The French regional daily L'Est Republicain quoted France's DGSE foreign intelligence agency as saying the Saudi secret services were convinced the al Qaeda leader had died of typhoid in Pakistan in late August.

But France, the United States and Britain all said they were unable to confirm the death of bin Laden, who in previous tapes over the past five years has boasted of how he ordered the Sept. 11 attacks on the United States that killed nearly 3,000 people.

Saudi Arabia said on Sunday it had no evidence that he had died, and reports to that effect were "purely speculative".

ABSENT FROM VIEW

Bin Laden's most recent audiotapes were issued in July, but the al Qaeda leader, believed to suffer from a serious kidney ailment, has not recorded any new video message since the eve of the U.S. presidential election in late 2004.

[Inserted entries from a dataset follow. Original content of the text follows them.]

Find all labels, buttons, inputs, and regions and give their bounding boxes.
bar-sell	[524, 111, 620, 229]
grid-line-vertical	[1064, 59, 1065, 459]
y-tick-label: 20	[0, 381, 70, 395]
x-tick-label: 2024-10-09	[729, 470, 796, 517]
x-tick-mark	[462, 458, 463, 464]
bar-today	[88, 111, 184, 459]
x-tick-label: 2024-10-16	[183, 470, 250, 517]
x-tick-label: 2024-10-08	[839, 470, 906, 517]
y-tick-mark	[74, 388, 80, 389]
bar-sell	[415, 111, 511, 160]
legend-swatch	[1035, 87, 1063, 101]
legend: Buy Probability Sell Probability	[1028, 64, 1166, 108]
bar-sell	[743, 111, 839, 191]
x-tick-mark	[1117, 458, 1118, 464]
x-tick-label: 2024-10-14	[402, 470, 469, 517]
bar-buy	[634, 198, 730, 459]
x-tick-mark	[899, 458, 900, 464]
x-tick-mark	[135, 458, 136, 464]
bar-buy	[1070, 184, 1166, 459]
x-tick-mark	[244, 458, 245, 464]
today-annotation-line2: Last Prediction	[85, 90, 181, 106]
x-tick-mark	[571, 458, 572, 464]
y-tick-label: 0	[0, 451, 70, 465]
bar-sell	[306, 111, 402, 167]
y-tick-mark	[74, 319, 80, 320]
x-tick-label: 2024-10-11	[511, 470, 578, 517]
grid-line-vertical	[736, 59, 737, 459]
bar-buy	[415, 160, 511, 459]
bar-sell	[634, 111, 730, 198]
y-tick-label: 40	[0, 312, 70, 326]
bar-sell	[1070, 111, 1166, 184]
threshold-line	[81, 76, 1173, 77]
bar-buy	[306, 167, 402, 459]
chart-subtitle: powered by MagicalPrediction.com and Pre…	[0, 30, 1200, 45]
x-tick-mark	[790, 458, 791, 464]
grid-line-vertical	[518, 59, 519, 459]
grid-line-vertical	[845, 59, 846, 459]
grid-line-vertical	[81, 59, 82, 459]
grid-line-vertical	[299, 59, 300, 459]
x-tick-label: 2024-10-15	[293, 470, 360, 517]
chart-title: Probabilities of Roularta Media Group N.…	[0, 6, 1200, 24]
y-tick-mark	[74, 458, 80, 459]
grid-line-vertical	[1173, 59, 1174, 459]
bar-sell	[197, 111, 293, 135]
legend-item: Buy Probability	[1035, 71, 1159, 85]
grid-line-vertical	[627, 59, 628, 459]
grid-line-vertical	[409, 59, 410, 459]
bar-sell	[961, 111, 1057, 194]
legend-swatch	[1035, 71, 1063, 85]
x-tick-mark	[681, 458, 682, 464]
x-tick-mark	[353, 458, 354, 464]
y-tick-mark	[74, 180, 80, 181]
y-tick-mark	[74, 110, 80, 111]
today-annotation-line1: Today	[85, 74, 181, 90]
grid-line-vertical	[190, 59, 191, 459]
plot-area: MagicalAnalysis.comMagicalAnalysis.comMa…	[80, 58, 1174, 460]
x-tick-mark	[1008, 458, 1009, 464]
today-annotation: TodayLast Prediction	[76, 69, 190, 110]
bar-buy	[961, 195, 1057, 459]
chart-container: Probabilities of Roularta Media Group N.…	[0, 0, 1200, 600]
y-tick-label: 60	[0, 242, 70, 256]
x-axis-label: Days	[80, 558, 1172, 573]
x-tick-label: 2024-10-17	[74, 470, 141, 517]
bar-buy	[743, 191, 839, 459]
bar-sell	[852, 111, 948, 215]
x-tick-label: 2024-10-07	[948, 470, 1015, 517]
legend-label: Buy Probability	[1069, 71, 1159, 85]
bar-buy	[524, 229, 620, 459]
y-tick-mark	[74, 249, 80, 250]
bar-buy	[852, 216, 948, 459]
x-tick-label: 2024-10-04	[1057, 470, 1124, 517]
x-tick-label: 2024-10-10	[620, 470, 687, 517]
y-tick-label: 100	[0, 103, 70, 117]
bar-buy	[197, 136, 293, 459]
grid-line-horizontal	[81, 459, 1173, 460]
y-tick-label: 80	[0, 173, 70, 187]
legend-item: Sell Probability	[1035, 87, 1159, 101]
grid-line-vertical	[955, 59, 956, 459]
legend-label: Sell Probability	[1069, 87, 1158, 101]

That long absence from view -- contrasting with frequent, high-quality video broadcasts from his deputy Ayman al-Zawahri -- has heightened speculation he is either too ill to appear, or too tightly confined to a secret hiding place.

A new tape would give Western intelligence significant clues to bin Laden's physical state. And the logistical chain involved in producing and delivering it to a broadcaster such as Al Jazeera could also be vulnerable to investigation.

But the other, perhaps more likely, explanation behind the French leak is that is just the latest of many speculative and poorly sourced scraps of intelligence on bin Laden, the world's most famous fugitive.

The latest account said he had died from typhoid; others have had him expiring from a lung disease or killed by bombing. Despite a statement last year from then-CIA boss Porter Goss that he had an "excellent" idea of bin Laden's whereabouts, the trail appears to be cold.

"The big question is whether his death ... would have a demoralising effect, or if he achieves the status of martyr and becomes a rallying figure," one U.S. intelligence official said this weekend.

Rashwan, however, was in no doubt bin Laden's death, whenever it happened, would be announced by al Qaeda within days because it would make him an even more powerful symbol and motivator for his supporters.

"He is now the symbol of the Islamic jihad," he said. "He will become for them a kind of myth. It will give them more inspiration than the individual himself."